SETMA is able to look at differences between the care of patients who are treated to goal and those who are not. Patients can be compared as to socio-economic characteristics, ethnicity, frequency of evaluation by visits, and by laboratory analysis, numbers of medications, payer class, cultural, financial and other barriers to care, gender and other differences. This analysis can suggest ways in which to modify care in order to get all patients to goal.
SETMA can also compare different providers and different clinics with one another:
SETMA’s provider performance is benchmarked against published, evidence-based, national standards of care. Because SETMA has deployed a robust Business Intelligence (BI) solution for data auditing and analytics, and because we have bought multiple licenses, practice leadership, informatics staff and healthcare providers can review performance ourcomes. SETMA also has monthly peer-review sessions with all providers. The clinic is closed for a morning, and performance on quality metrics, patient satisfaction and gaps in care are discussed openly among all providers.
Collegial relationships and an organizational-cultural commitment to excellence make it possible for SETMA to be specific about needs for improvement in these monthly meetings.
Dashboards are color coded: “white” is to goal, “yellow” needs improvement, and “red” is unacceptable. This display is of NQF Diabetes Metrics on HbA1c and LDL:
Comparing 2007 results with 1/1/2011-12/31/2011, shows that the quality standards are still being met. HbA1c percentages above 9.0% are shown in red as SETMA “standard” is that this value should be zero, but the NCQA benchmark is less than 15% of the patients being treated for diabetes. All but one SETMA provider exceeds that standard.
Special Dashboards – NCQA Diabetes Recognition Program Audit
Specific dashboards, such as the one above, have also been developed for programs such as the NCQA Diabetes Recognition Program. All SETMA clinics and providers qualified for this recognition in 2010-2013. Quarterly and annually, we now measure this standard so as to make sure that we continue to improve. As can be seen below, the dashboard gives the metric, the benchmark, the provider’s performance and the aggregate score required for recognition. This material is given to the provider and it is posted on our website under Public Reporting, NCQA Diabetes Recognition Program Audit. Because all deficiencies in care are displayed in “red,” SETMA providers have developed their own commitment to “get the RED out.”

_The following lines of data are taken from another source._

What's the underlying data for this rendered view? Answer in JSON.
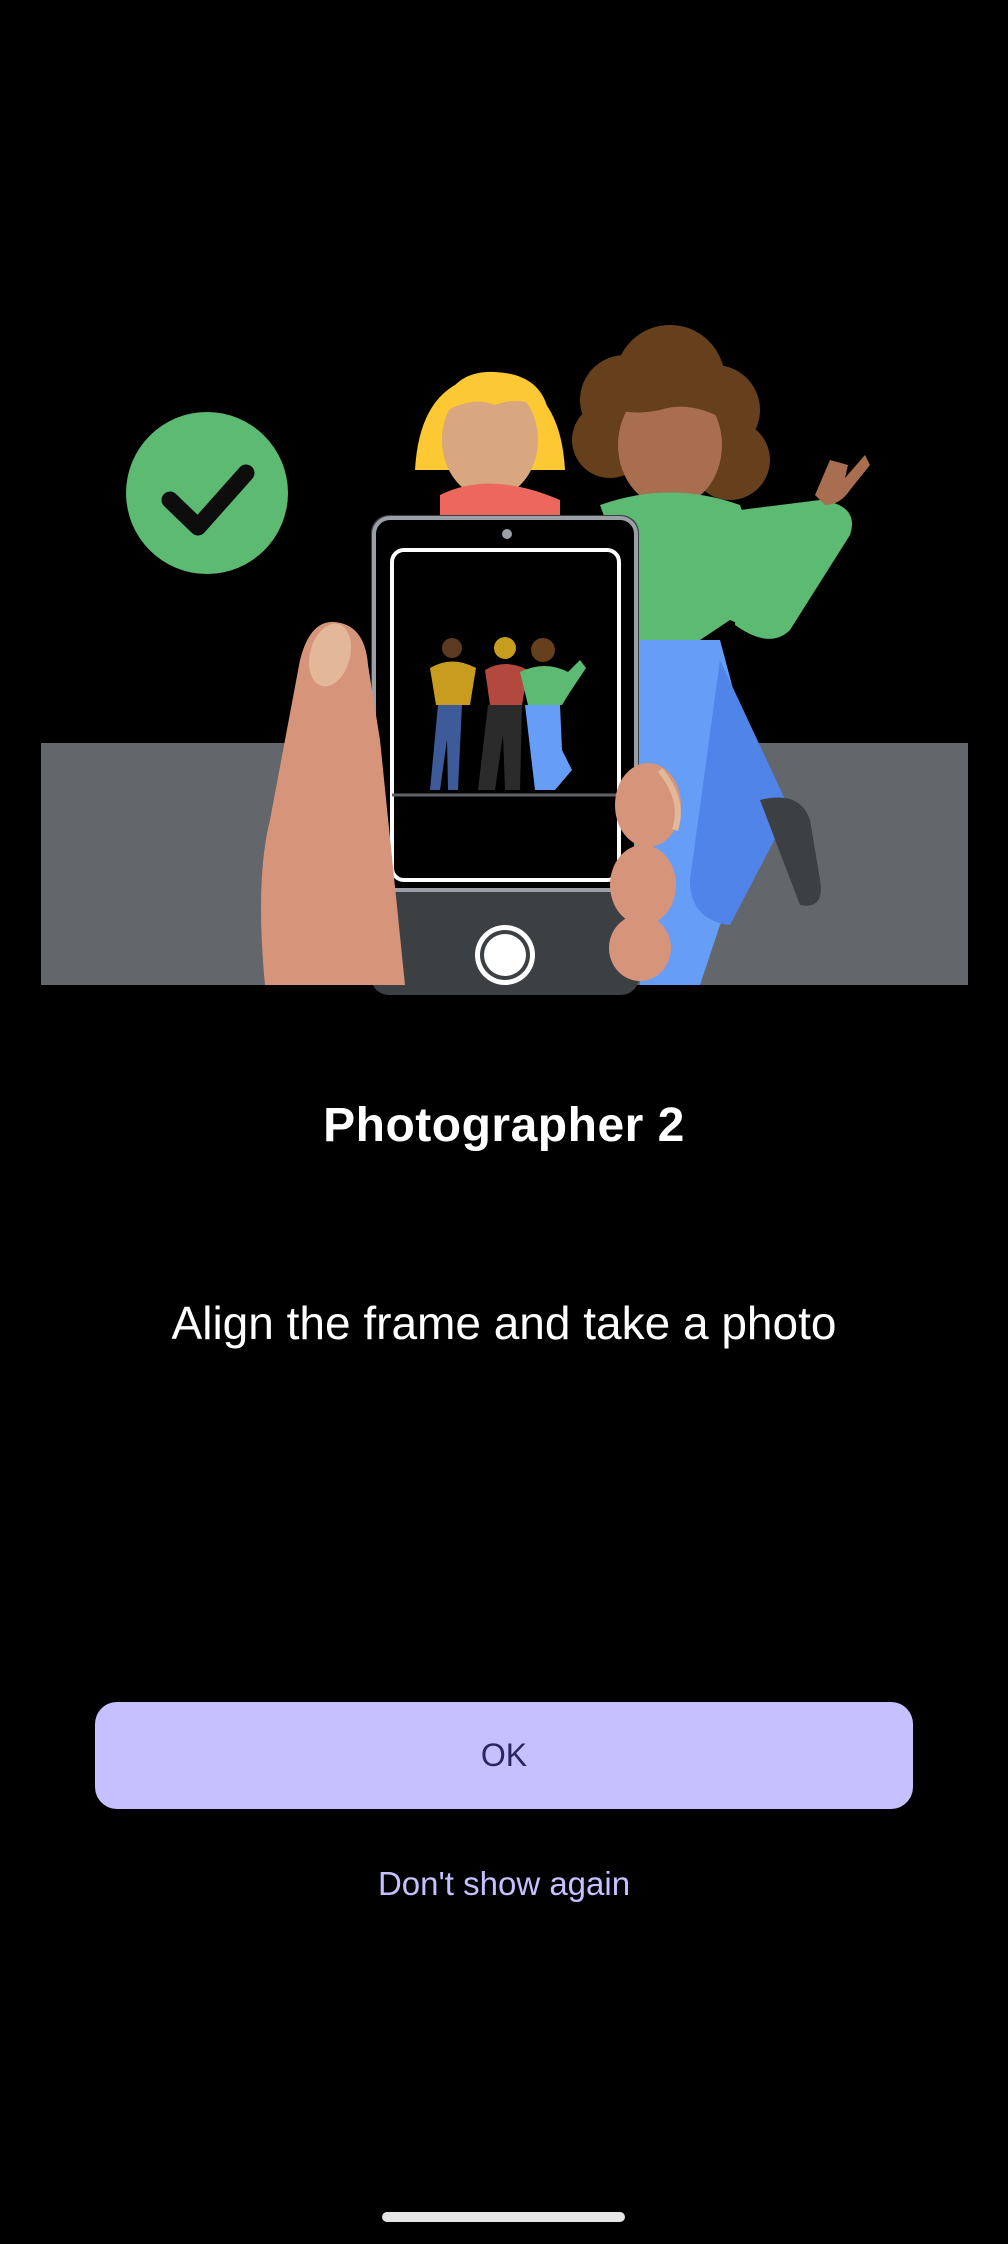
{
  "dialog": {
    "title": "Photographer 2",
    "message": "Align the frame and take a photo",
    "ok_label": "OK",
    "dont_show_label": "Don't show again"
  },
  "illustration": {
    "name": "photographer-instruction-illustration",
    "check_icon": "check-circle-icon",
    "colors": {
      "check_bg": "#5dba73",
      "floor": "#63666a",
      "accent_button": "#c5c0ff"
    }
  }
}
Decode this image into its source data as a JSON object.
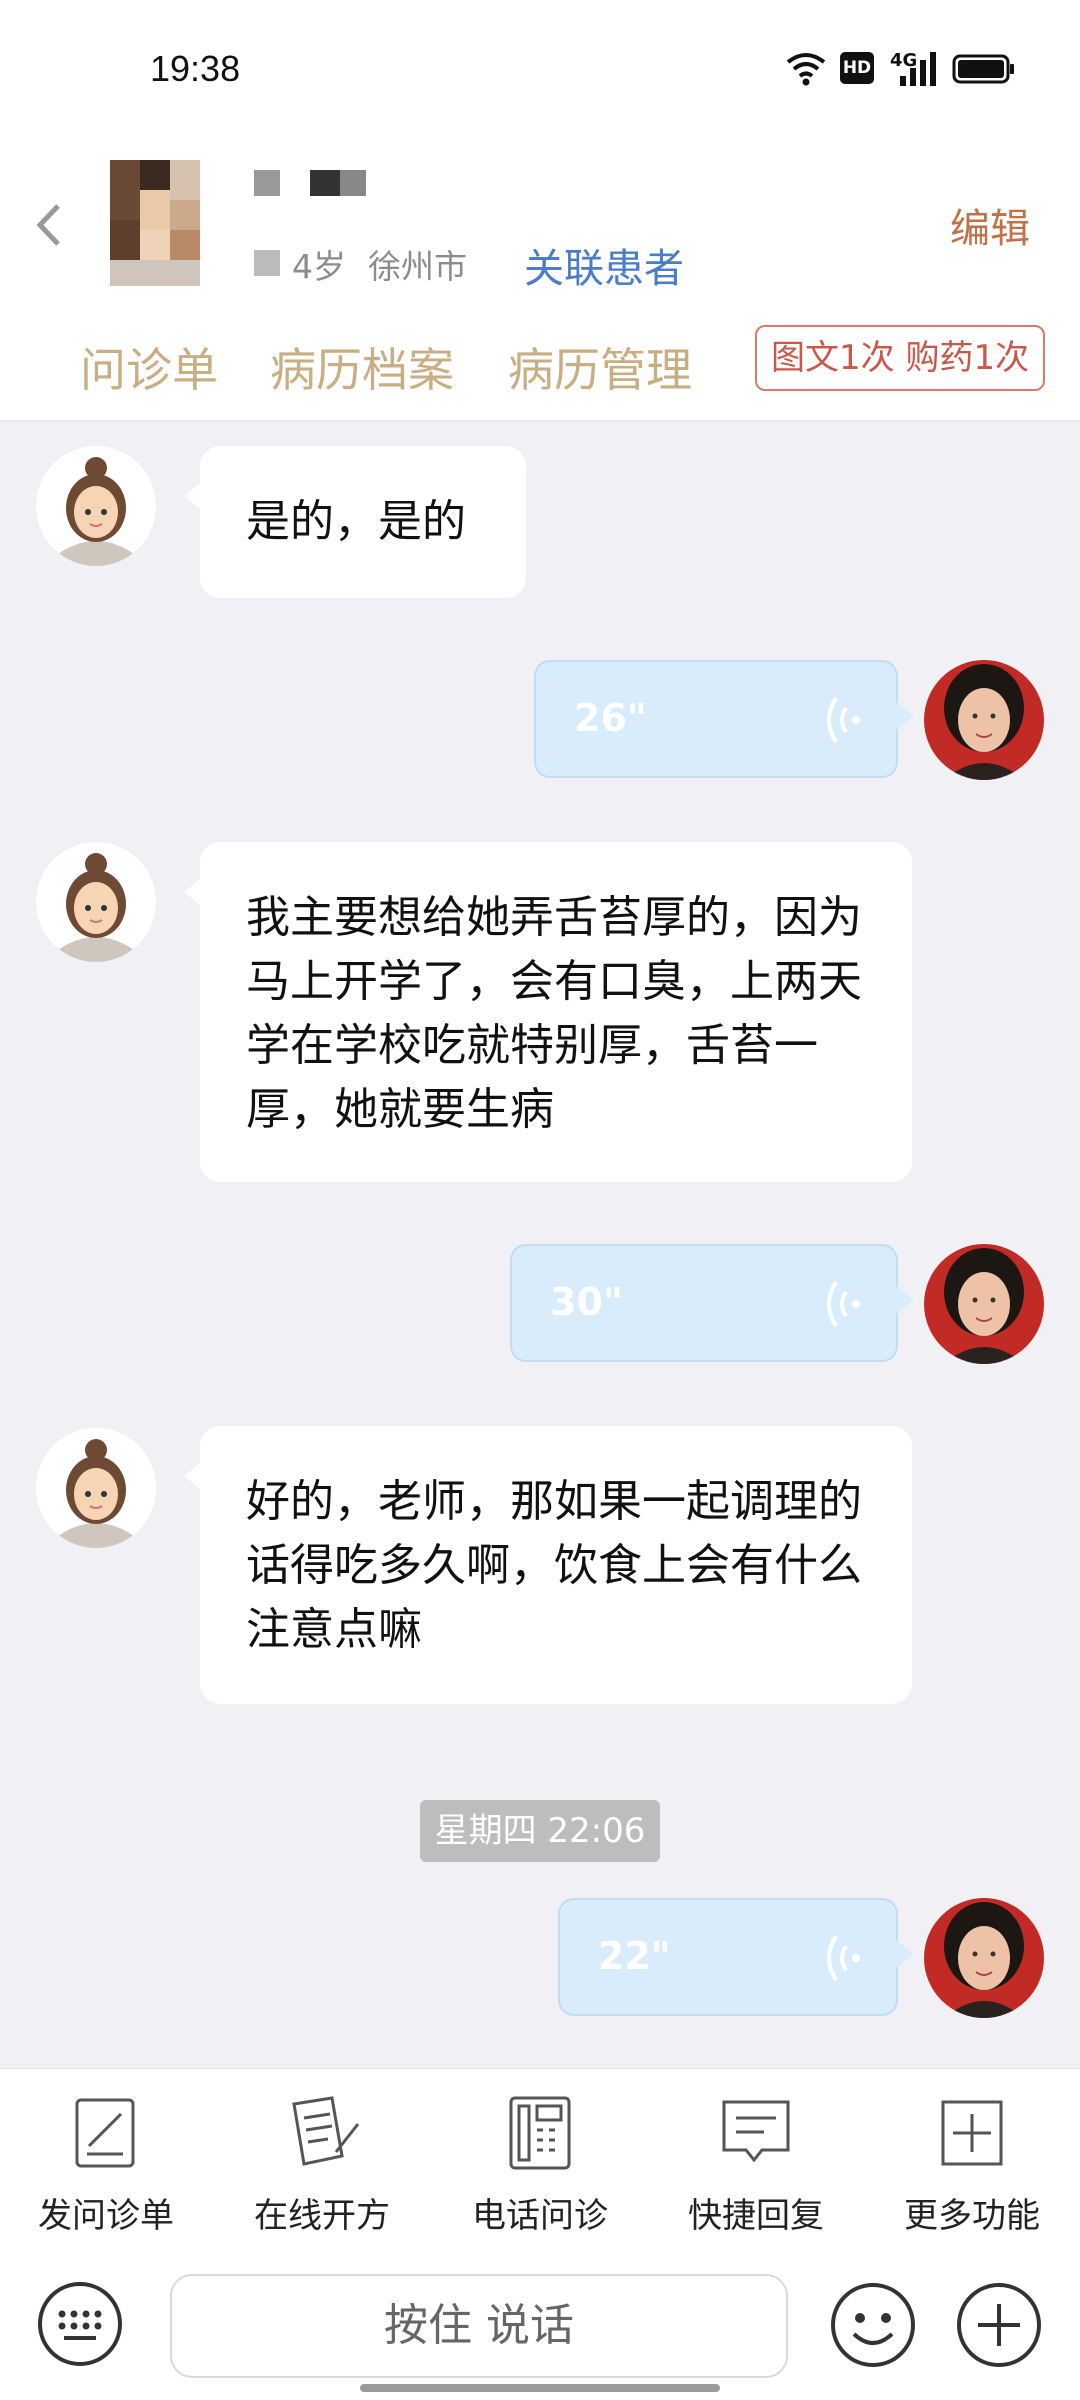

Medical Home Feedback Report – CMS Study Contracted with RTI International -- 2011
This study compared 312 Medical Home Practices with matched, benchmark practices which did not employ care coordination. It contrasted the practices on “Quality, Coordination & Cost for the years 2007-2008, 2008-2009 and 2009-2010. This result is for the SETMA II Clinic.
Table 1
SETMA’s results are excellent. Our quality is superior to all. Our coordination results are superior to the benchmarks and comparable with the mean of the 312 Medical Homes. Our costs are superior to the benchmarks. Our total annual medical cost per capita for Fee-for-Service Medicare beneficiaries is 37.5% below the benchmarks. While our goal is always to improve, these CMS-generated results show that our model works.